Un grand film triste (Another Year)
Dans le cinéma de Mike Leigh, la tonalité n'est
jamais tout à fait gaie ou sombre à 100%. Mais il y a toujours une
dominante, celle de l'optimisme, même forcé, dans Be Happy, par exemple.
Another Year, lui, est aux antipodes de ce dernier film. Dans ses
quatre saisons, qui lui donnent une scansion toute particulière, le
printemps et l'été peuvent faire illusion, mais en plein hiver les
masques tombent et la noirceur s'installe pour de bon (voir ce gros plan
final, d'une longueur étonnante, qui clôt le film de façon magistrale).
Tom et Geri, les deux figures centrales d'Another Year, ne sont que les
miroirs d'autres vies. Leur bonheur à eux à quelque chose
d'énigmatique, de suspect même. Que dire de la plupart des
personnages, dont l'existence part en capilotade et en alcools divers,
ils ne sont rien moins que pathétiques et Leigh, humaniste patenté, ne
leur fait cette fois aucun cadeau. A son démarrage, Another Year fait
souvent penser à Woody Allen, les réparties fusent à une vitesse
supersonique, chacun y fait montre d'une auto-dérision bienvenue. Ca ne
durera pas une année entière. Mike Leigh est très fort pour écrire des
dialogues en apparence anodins, des conversations qui n'engagent à rien.
Du vernis. Les acteurs, bizarrement, semblent en surchauffe au début du
film. De tendresse, de "Je vais bien, tout va bien." Ce sont leurs
personnages qui surjouent leur propre vie, d'une certaine façon, la
suite le montrera. D'apparence modeste, Another Year parle de l'usure du
temps et du sentiment de l'échec avec une acuité et une lucidité
terribles.
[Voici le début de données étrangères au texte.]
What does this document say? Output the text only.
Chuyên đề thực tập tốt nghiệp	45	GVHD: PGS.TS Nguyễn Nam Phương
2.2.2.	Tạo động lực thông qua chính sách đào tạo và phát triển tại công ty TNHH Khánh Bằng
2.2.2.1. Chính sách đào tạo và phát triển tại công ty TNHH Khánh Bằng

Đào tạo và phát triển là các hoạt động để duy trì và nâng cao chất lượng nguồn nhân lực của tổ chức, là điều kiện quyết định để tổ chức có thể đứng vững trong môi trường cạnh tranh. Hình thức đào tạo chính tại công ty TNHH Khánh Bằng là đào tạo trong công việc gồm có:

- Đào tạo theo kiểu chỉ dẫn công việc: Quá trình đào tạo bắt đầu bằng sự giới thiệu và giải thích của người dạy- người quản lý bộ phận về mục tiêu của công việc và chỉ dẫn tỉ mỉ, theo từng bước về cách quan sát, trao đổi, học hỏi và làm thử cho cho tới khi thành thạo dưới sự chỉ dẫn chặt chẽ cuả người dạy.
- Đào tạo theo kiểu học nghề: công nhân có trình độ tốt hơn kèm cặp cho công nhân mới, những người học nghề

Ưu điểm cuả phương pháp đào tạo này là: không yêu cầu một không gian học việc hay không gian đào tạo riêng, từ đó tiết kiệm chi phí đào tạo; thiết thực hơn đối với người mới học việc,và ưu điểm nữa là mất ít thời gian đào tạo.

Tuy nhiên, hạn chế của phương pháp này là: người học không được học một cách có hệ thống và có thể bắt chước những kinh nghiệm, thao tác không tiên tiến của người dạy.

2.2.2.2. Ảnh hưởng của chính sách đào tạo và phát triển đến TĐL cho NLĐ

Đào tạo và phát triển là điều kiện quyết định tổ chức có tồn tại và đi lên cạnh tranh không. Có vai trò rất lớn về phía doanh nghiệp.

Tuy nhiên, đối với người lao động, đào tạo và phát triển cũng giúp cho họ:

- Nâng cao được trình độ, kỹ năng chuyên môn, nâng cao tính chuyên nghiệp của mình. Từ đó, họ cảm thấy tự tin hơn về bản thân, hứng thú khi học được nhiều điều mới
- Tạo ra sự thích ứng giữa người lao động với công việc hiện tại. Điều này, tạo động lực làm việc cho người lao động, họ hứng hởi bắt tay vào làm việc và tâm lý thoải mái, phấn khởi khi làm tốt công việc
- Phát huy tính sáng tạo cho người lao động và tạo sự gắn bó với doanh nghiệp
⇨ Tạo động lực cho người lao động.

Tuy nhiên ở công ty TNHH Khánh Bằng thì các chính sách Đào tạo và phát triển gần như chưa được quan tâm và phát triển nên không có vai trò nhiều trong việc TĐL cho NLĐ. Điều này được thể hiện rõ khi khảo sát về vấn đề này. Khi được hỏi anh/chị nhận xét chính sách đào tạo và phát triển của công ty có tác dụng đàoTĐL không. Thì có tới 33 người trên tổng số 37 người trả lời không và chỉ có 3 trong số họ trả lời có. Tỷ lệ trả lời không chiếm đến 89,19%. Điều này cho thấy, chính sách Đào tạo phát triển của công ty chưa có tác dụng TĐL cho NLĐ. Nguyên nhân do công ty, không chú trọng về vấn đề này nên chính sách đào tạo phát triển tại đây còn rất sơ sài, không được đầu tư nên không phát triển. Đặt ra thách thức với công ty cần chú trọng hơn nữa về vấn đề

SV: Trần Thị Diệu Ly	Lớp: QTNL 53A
La première scène, qui semble hors sujet, rejoint la toute
dernière dans un constat sans aménité sur des vies en perdition. Comme
une boucle qui se referme. Et le cycle des saisons reprend ses droits,
le temps n'en finit pas de grignoter des parcelles de vie. Mike Leigh a
signé un grand film triste qui va bien au-delà de la simple mélancolie.